Sosyal medyanın yanıltıcı yönü, bir müddet sonra onun gerçekliğin yerine ikâme olmasıdır. Görüntüler, videolar bir yerden sonra hayatın yerine geçen birer işgalci hâline geliyorlar. Hâlbuki hayat bundan çok daha başka, zengin ve şahsî bir şeydir.
İnsan, bu hayatı tecrübe eden bir varlık. Yaşamımız bir anlamda nefsin yolculuğuyla ilgilidir. Bu anlamda ömrümüzden, vaktimizden, sağlımızdan daha kıymetli pek bir şey yoktur. İlgimizi derinleştirmek, bilgimizi zenginleştirmek; yeteneğimizi, zamanımızı, gücümüzü sevdiğimiz güzel işlere, muhabbete, çalışmaya hasretmek gibisi yoktur. Sanal âlemin yanıltıcı gerçeklik ortamından kurtulmanın bir yolu da bu olsa gerektir.

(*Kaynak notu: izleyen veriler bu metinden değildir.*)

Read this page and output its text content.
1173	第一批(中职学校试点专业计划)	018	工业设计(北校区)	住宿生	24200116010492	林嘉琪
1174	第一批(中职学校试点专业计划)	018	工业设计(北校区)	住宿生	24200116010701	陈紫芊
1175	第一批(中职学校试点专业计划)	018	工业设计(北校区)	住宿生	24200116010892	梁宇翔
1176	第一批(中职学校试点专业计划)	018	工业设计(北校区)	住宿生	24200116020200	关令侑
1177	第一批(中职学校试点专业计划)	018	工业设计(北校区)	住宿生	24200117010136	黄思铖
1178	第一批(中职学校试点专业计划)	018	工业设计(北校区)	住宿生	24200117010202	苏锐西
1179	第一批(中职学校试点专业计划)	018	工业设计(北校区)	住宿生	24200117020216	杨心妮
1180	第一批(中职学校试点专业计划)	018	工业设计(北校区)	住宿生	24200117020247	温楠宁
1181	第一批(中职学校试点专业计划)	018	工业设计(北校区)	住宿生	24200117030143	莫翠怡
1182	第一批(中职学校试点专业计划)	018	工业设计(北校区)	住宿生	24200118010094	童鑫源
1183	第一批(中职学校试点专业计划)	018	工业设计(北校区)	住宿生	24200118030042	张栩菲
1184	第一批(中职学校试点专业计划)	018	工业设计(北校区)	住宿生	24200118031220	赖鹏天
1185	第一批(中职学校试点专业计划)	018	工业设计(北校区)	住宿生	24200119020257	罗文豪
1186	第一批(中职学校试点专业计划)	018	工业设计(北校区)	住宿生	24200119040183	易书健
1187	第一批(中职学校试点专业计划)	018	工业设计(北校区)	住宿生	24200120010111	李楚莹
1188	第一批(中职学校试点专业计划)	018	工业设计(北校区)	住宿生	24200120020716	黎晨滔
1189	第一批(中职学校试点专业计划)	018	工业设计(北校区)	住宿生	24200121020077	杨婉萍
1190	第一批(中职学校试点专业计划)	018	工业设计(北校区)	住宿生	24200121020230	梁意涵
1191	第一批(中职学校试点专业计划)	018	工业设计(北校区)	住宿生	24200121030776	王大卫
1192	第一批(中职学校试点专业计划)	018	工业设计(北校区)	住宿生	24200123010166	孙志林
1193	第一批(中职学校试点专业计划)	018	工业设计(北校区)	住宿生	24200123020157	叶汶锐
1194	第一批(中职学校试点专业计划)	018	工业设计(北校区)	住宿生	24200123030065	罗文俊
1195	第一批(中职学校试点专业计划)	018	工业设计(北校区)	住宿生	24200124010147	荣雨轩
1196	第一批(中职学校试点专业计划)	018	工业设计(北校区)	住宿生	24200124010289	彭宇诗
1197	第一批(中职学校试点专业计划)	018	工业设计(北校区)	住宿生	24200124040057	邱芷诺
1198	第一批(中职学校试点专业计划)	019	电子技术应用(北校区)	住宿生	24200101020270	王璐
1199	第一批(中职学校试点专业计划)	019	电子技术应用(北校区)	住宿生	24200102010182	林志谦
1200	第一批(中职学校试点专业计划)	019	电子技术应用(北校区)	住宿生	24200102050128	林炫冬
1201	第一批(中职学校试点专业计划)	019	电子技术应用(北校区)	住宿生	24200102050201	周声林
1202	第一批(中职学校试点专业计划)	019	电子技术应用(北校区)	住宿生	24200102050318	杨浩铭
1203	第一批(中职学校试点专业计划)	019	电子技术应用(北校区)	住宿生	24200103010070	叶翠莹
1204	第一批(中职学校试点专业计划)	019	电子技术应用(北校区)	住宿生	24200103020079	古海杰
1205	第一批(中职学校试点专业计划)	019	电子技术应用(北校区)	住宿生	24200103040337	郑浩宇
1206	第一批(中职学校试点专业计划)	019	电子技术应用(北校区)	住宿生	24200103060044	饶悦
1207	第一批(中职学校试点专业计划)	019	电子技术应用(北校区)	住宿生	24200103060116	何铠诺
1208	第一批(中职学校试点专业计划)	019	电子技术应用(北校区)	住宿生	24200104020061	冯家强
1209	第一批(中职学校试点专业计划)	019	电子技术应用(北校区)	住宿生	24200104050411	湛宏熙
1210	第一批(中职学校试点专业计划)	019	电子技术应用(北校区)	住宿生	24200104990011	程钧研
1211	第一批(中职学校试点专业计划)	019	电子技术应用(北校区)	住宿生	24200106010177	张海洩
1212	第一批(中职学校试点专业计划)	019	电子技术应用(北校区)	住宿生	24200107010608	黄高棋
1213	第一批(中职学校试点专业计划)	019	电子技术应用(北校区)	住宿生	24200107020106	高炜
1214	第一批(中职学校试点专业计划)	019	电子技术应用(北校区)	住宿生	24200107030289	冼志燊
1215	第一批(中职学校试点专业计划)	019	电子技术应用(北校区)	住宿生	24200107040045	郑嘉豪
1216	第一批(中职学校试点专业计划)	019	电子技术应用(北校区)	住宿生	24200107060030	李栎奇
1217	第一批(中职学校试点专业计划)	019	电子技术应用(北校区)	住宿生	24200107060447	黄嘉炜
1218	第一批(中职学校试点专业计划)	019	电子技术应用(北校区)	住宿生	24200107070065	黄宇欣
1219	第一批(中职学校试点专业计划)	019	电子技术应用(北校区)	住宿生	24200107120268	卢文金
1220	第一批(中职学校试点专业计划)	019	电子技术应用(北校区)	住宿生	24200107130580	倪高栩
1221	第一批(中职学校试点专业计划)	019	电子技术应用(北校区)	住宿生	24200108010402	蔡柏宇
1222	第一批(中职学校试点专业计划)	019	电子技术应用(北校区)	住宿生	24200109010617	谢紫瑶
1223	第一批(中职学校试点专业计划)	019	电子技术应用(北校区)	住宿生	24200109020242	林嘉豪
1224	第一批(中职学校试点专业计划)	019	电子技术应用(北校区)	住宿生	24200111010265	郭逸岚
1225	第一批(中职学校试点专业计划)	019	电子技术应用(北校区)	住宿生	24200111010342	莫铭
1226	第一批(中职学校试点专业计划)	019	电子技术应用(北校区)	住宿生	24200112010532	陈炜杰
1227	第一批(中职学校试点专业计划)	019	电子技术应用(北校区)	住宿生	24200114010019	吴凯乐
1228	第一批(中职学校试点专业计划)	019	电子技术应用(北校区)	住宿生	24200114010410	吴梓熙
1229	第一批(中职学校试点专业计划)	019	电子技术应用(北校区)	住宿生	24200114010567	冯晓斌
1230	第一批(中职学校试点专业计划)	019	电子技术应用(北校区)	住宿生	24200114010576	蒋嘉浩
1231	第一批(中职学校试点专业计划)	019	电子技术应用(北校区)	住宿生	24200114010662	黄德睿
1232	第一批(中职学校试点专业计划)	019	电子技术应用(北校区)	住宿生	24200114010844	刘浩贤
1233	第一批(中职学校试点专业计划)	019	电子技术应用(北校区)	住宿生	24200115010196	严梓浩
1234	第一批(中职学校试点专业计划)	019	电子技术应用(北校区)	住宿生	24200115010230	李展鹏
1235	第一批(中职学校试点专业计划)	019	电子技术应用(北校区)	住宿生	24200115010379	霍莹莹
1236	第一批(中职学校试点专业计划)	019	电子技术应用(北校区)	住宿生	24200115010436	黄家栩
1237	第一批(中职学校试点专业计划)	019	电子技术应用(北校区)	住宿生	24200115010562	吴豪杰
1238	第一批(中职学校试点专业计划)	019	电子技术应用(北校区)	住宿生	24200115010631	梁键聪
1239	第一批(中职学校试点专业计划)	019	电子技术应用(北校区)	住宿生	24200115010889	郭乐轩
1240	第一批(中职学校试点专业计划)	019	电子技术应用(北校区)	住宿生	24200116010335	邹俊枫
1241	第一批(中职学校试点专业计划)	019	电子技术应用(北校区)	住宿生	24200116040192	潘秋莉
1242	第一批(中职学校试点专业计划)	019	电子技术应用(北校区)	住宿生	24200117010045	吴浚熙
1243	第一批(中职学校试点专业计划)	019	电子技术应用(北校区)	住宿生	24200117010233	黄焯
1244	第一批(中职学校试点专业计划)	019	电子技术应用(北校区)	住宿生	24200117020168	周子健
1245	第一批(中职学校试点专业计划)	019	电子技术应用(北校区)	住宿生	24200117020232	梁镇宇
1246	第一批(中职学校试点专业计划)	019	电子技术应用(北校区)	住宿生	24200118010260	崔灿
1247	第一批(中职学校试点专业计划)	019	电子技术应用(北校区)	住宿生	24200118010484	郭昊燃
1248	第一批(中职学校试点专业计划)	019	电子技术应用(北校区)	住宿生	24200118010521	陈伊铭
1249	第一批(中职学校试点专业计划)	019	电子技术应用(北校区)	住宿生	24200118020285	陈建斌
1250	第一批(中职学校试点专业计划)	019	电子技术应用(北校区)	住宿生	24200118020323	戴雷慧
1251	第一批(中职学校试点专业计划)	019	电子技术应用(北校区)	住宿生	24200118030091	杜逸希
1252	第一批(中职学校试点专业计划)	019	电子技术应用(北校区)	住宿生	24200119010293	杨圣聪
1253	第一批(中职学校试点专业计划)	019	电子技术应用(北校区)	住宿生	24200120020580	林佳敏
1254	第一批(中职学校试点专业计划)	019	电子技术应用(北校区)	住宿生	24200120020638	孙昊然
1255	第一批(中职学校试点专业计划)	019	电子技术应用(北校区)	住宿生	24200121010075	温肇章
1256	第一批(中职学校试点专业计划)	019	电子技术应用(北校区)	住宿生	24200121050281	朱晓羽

Sosyal medya, insanların kendini bir dev aynasında seyrettiği ilginç bir yer. Şüphesiz büyük bir güç. Fakat çoğu kimsenin orada bir güç zehirlenmesi yaşadığı ortada. Daha ilginci sosyal medya, yaşanmışlığın, tecrübenin, gerçek bir başarının yerine fotografları, gösterişi ve anlamsız bir kibri koydu. Çoğu zaman bir ego tatmininden başka bir şeye yaramayan paylaşımların önemli bir kısmının bir değeri bile yok. Söylemeden geçemeyeceğim: Belki de orası toplum mühendisliğinin bir deney alanıdır.
Sosyal medya, olduğumuz değil fakat olmak istediğimiz şey ve çizdiğimiz profille ilgili bize büyük imkanlar sundu. Fakat aynı şeyleri yaşamak için söyleyemeyeceğim.
Sonuç olarak bugün sosyal medyadaki profilimizle gerçeğimiz arasındaki makas giderek açılıyor. İşin sonunda ne olacağını hep birlikte göreceğiz.